Trist und trüb ist es an diesem frühen Berliner Morgen, als die kleine Wagenkolonne vom Spreeweg aus auf das Gelände von Schloss Bellevue einfährt. In einer der dunklen Limousinen sitzt Horst Köhler. Er ist an den Ort zurückgekehrt, an dem er, der Empfindsame, 24 Stunden zuvor aus dem Amt geflüchtet ist. Es sind persönliche, fast private Motive für diese Rückkehr. Köhler schart noch einmal seine engsten Mitarbeiter im Präsidialamt um sich, "eine Handvoll", heißt es. Das mediale Echo auf den Rücktritt hat alle entsetzt. Es wird ein trauriges Treffen, ein Abschied mit Tränen, während einen Kilometer entfernt die Politik versucht, sich aus der von Köhler verursachten Schockstarre zu lösen.

Im Reichstag muss Norbert Lammert gemäß der Verfassung handeln. Er muss die Bundesversammlung in 30 Tagen einberufen. Lammert kontaktiert den Bundesratspräsidenten, Bremens Bürgermeister Jens Böhrnsen (SPD), der die Amtsgeschäfte von Köhler übernommen hat; er hat mit Kanzlerin Merkel sowie den Partei- und Fraktionschefs gesprochen. Dabei wird schnell deutlich, dass die Frist des Grundgesetzes möglichst voll ausgeschöpft werden soll. Aus organisatorischen Gründen, aber auch, um bei der Kandidatensuche den Druck auf die Parteien nicht noch mehr zu erhöhen. Gegen 12 Uhr tritt Lammert im Reichstag vor die Presse. Auffallend ist seine Gelassenheit, als er verkündet, dass die Bundesversammlung am Mittwoch, 30. Juni, ein neues Staatsoberhaupt wählen wird. Seit der Bundestagswahl verfügen Union und FDP in dem Gremium über eine satte Mehrheit.
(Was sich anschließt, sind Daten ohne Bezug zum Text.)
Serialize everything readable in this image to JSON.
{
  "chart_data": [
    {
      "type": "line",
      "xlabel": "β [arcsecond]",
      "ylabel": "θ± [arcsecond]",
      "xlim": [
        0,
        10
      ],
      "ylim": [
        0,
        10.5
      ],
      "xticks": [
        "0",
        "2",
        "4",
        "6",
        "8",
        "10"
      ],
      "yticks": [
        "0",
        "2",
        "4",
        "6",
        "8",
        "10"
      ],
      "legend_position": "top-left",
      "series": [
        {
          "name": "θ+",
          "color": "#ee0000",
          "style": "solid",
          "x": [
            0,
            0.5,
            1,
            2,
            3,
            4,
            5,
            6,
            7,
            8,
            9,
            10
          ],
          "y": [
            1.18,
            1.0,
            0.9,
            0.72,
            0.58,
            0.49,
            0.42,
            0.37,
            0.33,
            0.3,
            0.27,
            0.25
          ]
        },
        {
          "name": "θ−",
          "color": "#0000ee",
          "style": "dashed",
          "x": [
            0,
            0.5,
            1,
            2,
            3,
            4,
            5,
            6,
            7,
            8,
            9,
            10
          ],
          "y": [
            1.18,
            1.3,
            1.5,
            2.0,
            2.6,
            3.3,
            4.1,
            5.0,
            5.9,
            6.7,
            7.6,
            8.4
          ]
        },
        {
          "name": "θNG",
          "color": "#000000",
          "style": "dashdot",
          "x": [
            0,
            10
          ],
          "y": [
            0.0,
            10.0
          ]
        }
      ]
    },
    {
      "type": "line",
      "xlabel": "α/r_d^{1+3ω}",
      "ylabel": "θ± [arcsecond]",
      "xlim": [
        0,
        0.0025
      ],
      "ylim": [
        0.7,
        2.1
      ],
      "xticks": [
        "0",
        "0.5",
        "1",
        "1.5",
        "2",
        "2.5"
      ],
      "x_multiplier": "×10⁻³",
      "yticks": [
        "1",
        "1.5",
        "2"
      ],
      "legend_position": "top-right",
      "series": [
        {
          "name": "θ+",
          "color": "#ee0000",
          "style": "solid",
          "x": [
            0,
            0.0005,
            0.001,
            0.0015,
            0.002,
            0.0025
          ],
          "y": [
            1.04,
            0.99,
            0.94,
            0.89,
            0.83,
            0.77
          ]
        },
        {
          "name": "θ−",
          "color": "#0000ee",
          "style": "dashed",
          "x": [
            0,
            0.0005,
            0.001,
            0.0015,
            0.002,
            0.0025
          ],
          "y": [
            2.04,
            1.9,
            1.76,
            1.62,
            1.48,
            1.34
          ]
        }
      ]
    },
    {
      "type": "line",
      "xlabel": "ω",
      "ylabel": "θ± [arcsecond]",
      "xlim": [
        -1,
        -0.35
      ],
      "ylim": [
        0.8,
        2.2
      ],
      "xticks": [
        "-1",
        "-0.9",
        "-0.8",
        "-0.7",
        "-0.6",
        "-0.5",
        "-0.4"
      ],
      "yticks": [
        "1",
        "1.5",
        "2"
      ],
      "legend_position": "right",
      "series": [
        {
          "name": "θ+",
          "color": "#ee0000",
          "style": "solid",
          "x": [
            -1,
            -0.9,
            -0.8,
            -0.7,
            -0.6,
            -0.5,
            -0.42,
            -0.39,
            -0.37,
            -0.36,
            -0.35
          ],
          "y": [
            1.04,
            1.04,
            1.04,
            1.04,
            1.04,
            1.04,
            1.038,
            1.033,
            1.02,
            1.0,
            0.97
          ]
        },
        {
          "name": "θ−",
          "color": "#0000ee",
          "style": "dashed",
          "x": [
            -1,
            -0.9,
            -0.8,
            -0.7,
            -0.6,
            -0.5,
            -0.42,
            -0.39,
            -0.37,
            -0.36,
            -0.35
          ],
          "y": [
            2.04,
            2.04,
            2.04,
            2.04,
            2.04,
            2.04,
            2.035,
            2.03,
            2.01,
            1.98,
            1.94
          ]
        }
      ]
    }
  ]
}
Man habe extra darauf geachtet, flachst Lammert, dass an dem Tag kein Spiel der Fußball-WM stattfindet. "Vollzähliges Erscheinen" sei also garantiert. Lammert wirkt ungewöhnlich entspannt, vielleicht, weil er selbst für die Köhler-Nachfolge im Gespräch ist. Zutrauen würde er sich das Amt - und es allemal auch wollen, so sein Umfeld. Lammert gilt als Kandidat, "der es auch für die Opposition schwermacht, sich in die Büsche zu schlagen", bestätigen hochrangige CDU-Kreise unserer Zeitung. Bei der Bewältigung der Euro-Krise habe er überzeugend agiert. Das wiederum müsse als ein "starkes Signal" gewertet werden.

Es sind viele Namen, die jetzt für die Nachfolge Köhlers auf dem Markt sind, aber nur noch ganz wenige sind in der engeren Wahl. Neben Lammert ist dies vor allem Arbeitsministerin Ursula von der Leyen, die wegen ihrer familienpolitischen Erfolge die große Konsenskandidatin sein könnte. Auf Nachfrage reagiert sie mit einer Geste: Sie legt sich den Finger vor den Mund zum Zeichen des Schweigens. Wer sich jetzt zu stark aus der Deckung wagt, vermindert seine Chancen.

Zugleich wird in Berlin auch der niedersächsische Ministerpräsident Christian Wulff genannt, der aus Hannover weg will. Auch bei der Opposition wird überlegt, ob man mit einem eigenen Bewerber ins Rennen gehen soll (siehe unten) - vielleicht erneut mit Gesine Schwan?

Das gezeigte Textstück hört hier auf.